Tous les indicateurs n’ont pas le même poids. Certaines valeurs sont des chiffres confirmés par une institution ; d’autres sont interpolées par nous entre deux publications ; d’autres encore, faute de statistique directe, sont remplacées par l’indicateur de substitution le plus proche. Pour ne pas masquer ces différences, ce site attribue à chaque élément un niveau de confiance.

Official désigne un chiffre officiellement publié par un organisme. Estimate désigne une valeur interpolée à partir d’un instantané officiel en appliquant un taux de croissance. Proxy désigne une approximation faite avec le substitut conceptuellement le plus proche là où aucune statistique primaire exacte n’existe. Un niveau plus bas signale un écart plus large selon les institutions et les dates ; pour tout ce qui compte, suivez la source sous chaque carte et lisez vous-même les données primaires.

Relation aux normes internationales — le piège des ratios simples

Le seul mot « dette publique » recouvre un périmètre différent selon les pays. La dette publique coréenne, à elle seule, comporte trois couches. D1 est la dette directe des administrations centrale et locales, la mesure la plus étroite ; D2 y ajoute les institutions publiques à but non lucratif pour atteindre la dette des administrations publiques ; D3 inclut jusqu’aux entreprises publiques non financières, définition la plus large.

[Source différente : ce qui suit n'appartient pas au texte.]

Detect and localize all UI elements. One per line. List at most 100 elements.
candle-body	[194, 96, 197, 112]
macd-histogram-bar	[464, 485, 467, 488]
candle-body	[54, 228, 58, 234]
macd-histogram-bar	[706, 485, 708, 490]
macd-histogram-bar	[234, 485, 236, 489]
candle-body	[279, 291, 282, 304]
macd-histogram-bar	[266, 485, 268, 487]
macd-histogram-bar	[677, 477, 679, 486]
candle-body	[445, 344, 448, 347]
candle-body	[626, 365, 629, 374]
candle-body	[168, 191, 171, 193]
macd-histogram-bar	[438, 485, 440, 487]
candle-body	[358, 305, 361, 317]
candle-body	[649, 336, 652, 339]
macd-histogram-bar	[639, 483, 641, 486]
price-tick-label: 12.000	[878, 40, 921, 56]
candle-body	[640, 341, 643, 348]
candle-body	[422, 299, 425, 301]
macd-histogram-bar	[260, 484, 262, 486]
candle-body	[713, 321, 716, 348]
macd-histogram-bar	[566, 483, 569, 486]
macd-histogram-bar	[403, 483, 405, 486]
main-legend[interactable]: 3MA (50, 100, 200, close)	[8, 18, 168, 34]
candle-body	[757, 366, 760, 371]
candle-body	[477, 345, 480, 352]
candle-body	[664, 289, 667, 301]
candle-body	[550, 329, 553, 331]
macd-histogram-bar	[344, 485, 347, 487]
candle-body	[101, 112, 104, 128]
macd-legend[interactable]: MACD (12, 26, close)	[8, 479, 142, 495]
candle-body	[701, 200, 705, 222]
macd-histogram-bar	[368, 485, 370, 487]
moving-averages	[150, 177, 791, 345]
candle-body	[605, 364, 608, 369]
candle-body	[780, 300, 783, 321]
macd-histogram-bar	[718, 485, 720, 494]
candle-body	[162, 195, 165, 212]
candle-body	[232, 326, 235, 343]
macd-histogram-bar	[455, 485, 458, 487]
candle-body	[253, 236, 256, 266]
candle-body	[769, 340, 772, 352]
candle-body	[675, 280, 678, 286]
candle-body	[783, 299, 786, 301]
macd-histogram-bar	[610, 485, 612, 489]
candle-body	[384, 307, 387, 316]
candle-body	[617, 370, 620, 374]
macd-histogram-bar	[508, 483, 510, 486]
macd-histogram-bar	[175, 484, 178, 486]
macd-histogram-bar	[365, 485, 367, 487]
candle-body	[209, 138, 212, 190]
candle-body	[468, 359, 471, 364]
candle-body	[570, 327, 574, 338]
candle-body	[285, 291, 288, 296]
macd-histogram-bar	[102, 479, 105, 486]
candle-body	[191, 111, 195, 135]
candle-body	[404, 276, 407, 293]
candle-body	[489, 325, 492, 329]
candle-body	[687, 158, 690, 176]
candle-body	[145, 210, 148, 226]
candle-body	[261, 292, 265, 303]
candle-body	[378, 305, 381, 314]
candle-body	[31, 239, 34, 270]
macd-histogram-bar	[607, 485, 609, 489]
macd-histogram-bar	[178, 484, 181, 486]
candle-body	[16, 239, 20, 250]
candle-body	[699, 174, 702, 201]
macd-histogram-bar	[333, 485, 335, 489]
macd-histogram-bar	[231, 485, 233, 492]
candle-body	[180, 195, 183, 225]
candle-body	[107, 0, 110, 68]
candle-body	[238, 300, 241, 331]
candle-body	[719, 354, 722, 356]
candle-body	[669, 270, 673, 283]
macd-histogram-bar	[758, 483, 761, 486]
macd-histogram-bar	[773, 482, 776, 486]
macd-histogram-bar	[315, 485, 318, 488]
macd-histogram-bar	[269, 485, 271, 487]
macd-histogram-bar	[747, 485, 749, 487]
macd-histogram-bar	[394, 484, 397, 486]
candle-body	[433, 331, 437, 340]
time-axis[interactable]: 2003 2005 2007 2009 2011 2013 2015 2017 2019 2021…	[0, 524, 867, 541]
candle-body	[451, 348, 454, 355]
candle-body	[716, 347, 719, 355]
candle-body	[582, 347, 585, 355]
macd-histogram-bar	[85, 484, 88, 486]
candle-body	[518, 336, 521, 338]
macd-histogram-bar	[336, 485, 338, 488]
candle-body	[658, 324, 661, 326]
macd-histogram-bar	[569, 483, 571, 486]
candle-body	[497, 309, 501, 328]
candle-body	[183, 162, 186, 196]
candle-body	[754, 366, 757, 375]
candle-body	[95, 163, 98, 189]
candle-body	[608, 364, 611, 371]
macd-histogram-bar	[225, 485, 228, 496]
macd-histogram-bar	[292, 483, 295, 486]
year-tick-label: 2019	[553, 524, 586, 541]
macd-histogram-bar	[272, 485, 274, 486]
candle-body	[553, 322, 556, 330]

La couche choisie fait bouger visiblement le ratio au PIB.

D’un pays à l’autre, les définitions s’écartent davantage. Le chiffre principal du Japon est la dette de l’administration centrale (CG) du ministère des Finances, qui n’est pas le même concept que la dette des administrations publiques (GG) des tableaux du FMI. La Chine n’affiche en principal que le solde officiel de ses comptes du ministère des Finances et n’y intègre pas les LGFV ni la dette cachée, dont les estimations varient fortement selon les institutions. Comparer simplement les ratios dette/PIB de deux pays côte à côte est donc risqué. Plutôt que de gonfler le chiffre principal, nous montrons d’abord ce qu’un nombre inclut et ce qu’il laisse de côté.

Limites et avertissement — citez un instantané figé

Une estimation interpolée n’est pas un chiffre confirmé. La valeur à l’écran se rafraîchit à chaque instant et peut être révisée rétroactivement dès l’arrivée du prochain chiffre définitif. Ainsi, pour citer un nombre dans un article ou une étude, il est plus sûr de consigner un instantané figé et sa source que de capturer un chiffre en mouvement.

Une API publique existe précisément pour cela. Le /api/<country>/snapshot.json de chaque pays renvoie une réponse fixée à un instant unique, portant baseAsOf (la date de référence), meta (source et confiance par série) et citeAs (une citation recommandée). Copiez ces champs et votre référence devient reproductible. Considérez ce site comme un compagnon qui ajoute le sens du temps à des statistiques officielles autrement figées — jamais comme un substitut.

Politique de corrections — les erreurs sont consignées, pas dissimulées

Publier la méthode, c’est aussi publier les erreurs. Lorsque nous trouvons un problème qui affecte une valeur — source mal attribuée, date de référence erronée, erreur dans l’application d’un taux de croissance — nous ne l’écrasons pas en silence. Nous consignons ce qui a changé et comment sur la page des corrections (/corrections).

Les lecteurs qui repèrent une erreur peuvent la signaler par le même canal. La divulgation honnête des sources et un historique de corrections sont précisément ce qui nous distingue des produits concurrents, et le socle d’une confiance capable de résister à une citation par la presse.